L'homme, veuf, vivait avec son fils Yves, 26 ans.
Les années passèrent.
La nièce donnait entière satisfaction.
Selon les propres déclarations du fermier, elle était sérieuse, active et honnête.
Le soir, elle s'absentait juste pour aller à la veillée chez les voisins.
Or, mardi dernier, une lettre anonyme destinée au « brigadier », de Ploudalmézeau, parvenait entre les mains du chef de brigade, M. Roué.
L'écriture était grossière.
Les fautes d’orthographe nombreuses.
L’auteur, d’une façon assez naïve du reste, laissait entendre que
« ça n'allait pas chez les Pluchon, que la bonne aurait une histoire » , etc.

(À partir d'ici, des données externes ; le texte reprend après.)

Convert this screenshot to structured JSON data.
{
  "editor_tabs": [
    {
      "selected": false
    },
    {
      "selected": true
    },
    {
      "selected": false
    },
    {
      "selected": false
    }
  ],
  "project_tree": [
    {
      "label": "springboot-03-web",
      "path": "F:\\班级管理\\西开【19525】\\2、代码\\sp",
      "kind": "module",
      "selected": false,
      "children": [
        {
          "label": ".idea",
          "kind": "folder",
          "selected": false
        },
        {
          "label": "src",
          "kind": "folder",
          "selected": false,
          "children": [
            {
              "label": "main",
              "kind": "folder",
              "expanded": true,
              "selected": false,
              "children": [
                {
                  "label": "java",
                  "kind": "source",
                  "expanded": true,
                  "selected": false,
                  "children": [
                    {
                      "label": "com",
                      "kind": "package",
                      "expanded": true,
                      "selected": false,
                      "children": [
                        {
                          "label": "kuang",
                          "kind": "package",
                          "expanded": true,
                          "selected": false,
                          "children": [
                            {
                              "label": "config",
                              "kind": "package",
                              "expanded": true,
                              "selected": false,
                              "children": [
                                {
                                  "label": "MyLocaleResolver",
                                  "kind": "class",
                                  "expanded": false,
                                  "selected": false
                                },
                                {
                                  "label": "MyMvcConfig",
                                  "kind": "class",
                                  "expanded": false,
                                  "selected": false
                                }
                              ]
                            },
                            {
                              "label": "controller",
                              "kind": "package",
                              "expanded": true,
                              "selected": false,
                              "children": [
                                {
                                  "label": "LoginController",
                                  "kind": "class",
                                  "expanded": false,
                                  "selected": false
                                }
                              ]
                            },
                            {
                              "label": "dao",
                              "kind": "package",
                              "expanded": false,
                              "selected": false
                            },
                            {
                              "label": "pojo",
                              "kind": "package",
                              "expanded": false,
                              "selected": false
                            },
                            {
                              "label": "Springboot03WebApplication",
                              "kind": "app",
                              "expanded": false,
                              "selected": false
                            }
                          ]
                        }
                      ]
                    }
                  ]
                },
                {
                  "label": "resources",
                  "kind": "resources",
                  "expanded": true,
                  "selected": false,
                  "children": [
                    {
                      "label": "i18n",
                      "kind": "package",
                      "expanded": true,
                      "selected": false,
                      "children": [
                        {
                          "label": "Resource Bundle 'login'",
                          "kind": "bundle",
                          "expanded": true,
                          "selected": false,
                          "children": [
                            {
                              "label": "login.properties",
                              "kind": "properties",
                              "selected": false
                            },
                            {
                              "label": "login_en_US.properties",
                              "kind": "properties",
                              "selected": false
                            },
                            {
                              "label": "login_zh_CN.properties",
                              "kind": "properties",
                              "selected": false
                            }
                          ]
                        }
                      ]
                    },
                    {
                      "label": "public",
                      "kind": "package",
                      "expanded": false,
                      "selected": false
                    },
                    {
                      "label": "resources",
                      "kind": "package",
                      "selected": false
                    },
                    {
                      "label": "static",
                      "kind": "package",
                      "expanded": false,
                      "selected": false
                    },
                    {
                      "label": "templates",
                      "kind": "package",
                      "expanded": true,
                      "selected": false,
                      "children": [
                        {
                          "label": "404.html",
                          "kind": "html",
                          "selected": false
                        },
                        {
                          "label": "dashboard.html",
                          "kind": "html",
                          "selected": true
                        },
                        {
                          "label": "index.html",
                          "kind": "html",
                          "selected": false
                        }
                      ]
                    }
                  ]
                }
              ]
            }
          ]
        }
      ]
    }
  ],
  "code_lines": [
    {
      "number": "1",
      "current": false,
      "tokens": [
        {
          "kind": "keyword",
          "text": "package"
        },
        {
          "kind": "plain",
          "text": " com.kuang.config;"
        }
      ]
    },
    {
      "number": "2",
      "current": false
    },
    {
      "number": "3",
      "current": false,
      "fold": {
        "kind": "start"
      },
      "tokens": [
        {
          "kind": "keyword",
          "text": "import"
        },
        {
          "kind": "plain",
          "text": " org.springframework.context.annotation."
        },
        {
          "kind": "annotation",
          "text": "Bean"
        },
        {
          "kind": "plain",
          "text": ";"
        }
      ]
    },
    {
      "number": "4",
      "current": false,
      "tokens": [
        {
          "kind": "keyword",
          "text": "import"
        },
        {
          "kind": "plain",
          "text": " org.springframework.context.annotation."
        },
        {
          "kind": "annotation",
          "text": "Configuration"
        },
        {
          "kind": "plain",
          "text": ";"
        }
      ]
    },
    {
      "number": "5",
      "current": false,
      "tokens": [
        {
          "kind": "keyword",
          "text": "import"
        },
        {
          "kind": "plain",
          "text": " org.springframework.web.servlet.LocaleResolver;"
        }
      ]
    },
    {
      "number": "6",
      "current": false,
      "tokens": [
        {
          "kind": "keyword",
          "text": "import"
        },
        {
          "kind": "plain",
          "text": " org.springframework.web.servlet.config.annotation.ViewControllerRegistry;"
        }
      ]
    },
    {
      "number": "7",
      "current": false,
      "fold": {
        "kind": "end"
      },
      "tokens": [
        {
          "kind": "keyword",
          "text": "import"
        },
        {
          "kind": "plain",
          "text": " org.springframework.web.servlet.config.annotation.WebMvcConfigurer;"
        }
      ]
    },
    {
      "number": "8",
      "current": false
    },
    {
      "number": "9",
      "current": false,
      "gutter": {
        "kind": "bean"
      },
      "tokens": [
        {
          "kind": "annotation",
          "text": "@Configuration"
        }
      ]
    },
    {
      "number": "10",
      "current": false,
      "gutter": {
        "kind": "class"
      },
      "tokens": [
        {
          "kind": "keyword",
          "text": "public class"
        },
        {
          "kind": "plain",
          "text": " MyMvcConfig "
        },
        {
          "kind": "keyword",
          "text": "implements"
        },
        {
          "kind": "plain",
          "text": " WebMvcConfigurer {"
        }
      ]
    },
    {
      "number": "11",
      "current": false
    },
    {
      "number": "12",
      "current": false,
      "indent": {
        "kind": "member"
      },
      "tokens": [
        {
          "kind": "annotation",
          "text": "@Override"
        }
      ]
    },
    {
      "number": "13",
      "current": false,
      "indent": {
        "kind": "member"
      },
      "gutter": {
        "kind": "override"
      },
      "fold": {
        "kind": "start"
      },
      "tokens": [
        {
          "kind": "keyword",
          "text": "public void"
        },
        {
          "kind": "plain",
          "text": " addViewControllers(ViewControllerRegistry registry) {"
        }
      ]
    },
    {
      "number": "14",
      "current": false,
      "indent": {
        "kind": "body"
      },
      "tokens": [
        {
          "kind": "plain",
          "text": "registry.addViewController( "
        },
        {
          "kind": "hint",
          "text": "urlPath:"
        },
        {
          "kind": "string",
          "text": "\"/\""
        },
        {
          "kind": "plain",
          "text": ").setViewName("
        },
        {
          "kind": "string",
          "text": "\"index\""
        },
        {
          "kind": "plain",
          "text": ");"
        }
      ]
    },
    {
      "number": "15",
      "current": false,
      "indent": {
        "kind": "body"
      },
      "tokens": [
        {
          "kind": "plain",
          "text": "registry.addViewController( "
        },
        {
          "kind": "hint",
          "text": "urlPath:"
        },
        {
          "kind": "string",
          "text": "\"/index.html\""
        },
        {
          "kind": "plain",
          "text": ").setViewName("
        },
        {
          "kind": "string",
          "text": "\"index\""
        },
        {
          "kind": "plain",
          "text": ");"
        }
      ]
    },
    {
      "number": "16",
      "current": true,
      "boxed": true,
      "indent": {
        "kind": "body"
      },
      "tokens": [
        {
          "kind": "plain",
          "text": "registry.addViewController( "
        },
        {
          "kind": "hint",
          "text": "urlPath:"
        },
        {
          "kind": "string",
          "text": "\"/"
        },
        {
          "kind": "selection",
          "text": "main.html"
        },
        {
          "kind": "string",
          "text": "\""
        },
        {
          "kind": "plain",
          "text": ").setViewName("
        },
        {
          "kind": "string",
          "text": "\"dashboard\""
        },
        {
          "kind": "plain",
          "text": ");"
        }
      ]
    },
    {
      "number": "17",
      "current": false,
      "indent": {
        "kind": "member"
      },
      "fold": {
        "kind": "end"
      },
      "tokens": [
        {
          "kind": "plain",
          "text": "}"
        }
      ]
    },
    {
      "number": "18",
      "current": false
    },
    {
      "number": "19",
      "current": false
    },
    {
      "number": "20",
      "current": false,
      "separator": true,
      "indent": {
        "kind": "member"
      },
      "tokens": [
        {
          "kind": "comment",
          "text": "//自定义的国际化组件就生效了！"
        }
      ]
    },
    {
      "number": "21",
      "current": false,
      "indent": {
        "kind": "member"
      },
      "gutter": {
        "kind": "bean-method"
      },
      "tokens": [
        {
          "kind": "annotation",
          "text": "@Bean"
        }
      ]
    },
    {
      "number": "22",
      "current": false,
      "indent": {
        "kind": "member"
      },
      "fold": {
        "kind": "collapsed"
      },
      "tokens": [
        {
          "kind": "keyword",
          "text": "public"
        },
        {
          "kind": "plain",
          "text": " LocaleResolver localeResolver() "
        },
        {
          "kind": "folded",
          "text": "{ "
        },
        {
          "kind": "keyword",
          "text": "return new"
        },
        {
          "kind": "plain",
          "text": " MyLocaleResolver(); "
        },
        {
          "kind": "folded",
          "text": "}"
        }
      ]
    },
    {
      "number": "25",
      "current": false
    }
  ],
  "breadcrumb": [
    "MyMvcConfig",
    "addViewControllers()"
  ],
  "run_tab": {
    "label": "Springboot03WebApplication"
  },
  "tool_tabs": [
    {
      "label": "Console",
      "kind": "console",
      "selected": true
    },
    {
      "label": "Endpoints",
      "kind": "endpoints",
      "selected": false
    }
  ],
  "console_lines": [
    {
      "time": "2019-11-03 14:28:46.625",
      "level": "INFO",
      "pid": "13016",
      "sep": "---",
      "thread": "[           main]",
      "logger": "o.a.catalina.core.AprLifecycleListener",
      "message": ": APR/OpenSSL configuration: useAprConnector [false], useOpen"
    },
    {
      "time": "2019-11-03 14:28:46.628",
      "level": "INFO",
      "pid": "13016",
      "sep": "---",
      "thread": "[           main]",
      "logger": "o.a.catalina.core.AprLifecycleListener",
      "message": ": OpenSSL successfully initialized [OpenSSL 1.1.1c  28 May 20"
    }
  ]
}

Le chef fit des sondages sous un prétexte quelconque mais les voisins,
sagement, ne soufflèrent mot.
Mais les enquêteurs avaient à peine tourné les talons que les commérages reprenaient avec nouvelle vigueur.
Un homme finit par indiquer le nom d'une personne qui savait quelque chose et la personne en question mangea le morceau.
La fille Jaouen avait accouché mais le nouveau-né était demeuré invisible.
Alors on supposait...
LA FILLE JAOUEN PASSE DES AVEUX
Samedi, à 9 h. 15, le chef de brigade Roue et le gendarme Grannec se rendaient au domicile des Pluchon.
Précisément ceux-ci étaient absents.
Le père se trouvait dans un champ du côté du cimetière.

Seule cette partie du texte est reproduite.